Mhatre agrees. “It works as an excellent toner and helps clean the pores of oil and grime. A combination of glycerine and rose water works well together because glycerine provides hydration and moisture, while the rose water acts as an astringent.”
- 1 tbsp. glycerin
- 1 tsp. rose water
- Jojoba oil (optional)
- Take both glycerin and rose water in a small bowl and mix them well together.
- You can add a drop of jojoba oil to this mixture if you have dry and sensitive skin because of its anti-inflammatory and antioxidant benefits.
Tweak Tip: Always conduct a patch test before using essential oils.
Instead of DIY options, you could try these Tweak recommendations.

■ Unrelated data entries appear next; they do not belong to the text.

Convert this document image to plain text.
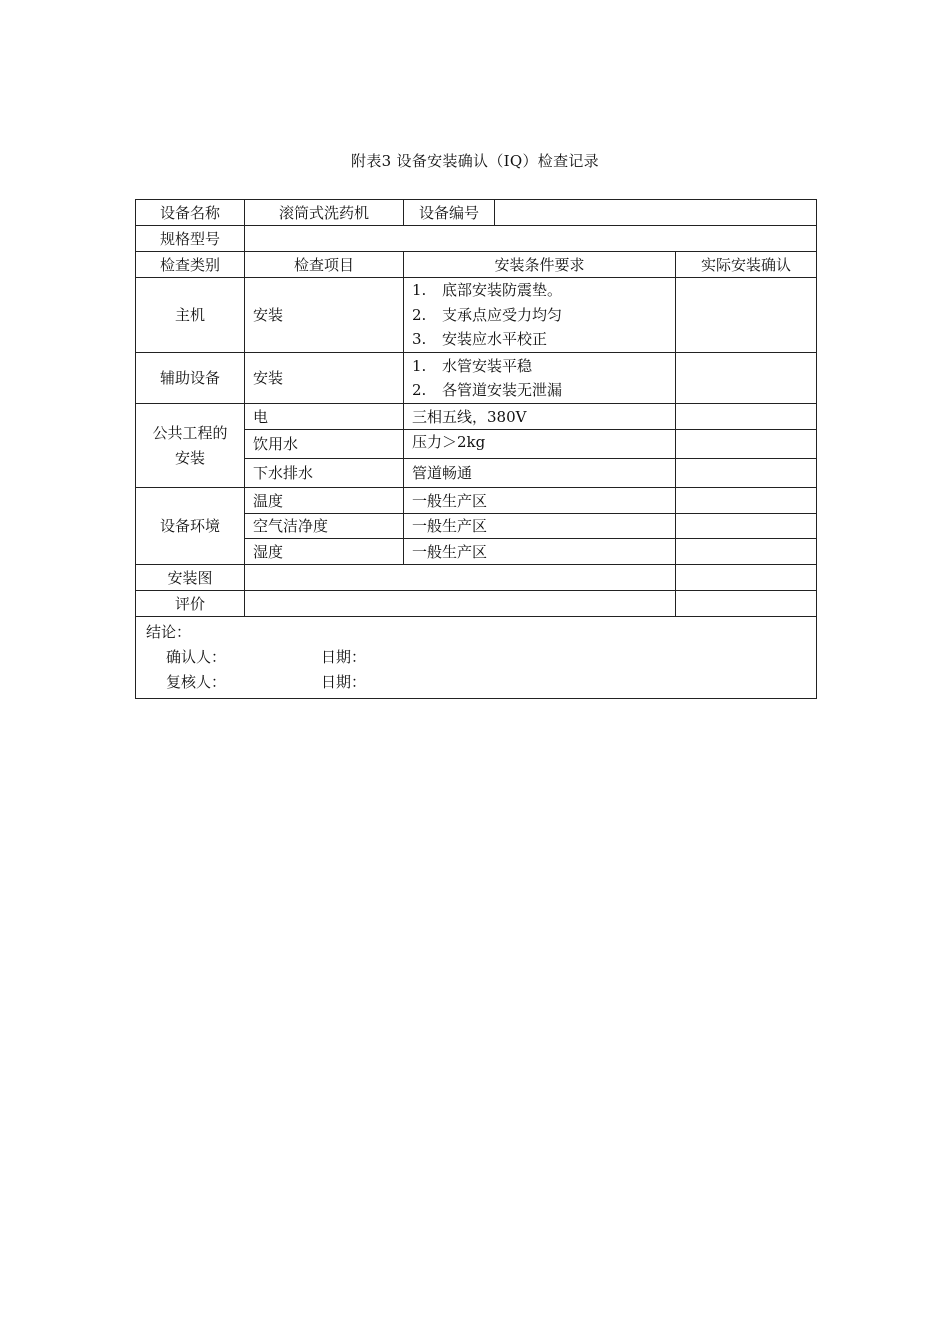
附表3 设备安装确认（IQ）检查记录
设备名称	滚筒式洗药机	设备编号		
规格型号				
检查类别	检查项目	安装条件要求		实际安装确认
主机	安装	1. 底部安装防震垫。
2. 支承点应受力均匀
3. 安装应水平校正		

辅助设备	安装	1. 水管安装平稳
2. 各管道安装无泄漏		

公共工程的安装	电	三相五线，380V		
	饮用水	压力＞2kg		
	下水排水	管道畅通		
设备环境	温度	一般生产区		
	空气洁净度	一般生产区		
	湿度	一般生产区		
安装图				
评价				

结论：
确认人： 日期：
复核人： 日期：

The Clinique Take The Day Off Makeup Remover For Lids, Lashes & Lips (₹2150) will clear away your stubborn eye makeup and lipstick without leaving a greasy residue. It’s ideal for someone with oily skin.
For dry skin, invest in Bioderma’s cult-favourite Sensibio H2O Makeup Removing Micellar Cleansing Solution (₹990).
If you have combination skin, try the Neutrogena Oil-Free Eye Makeup Remover (₹1,439).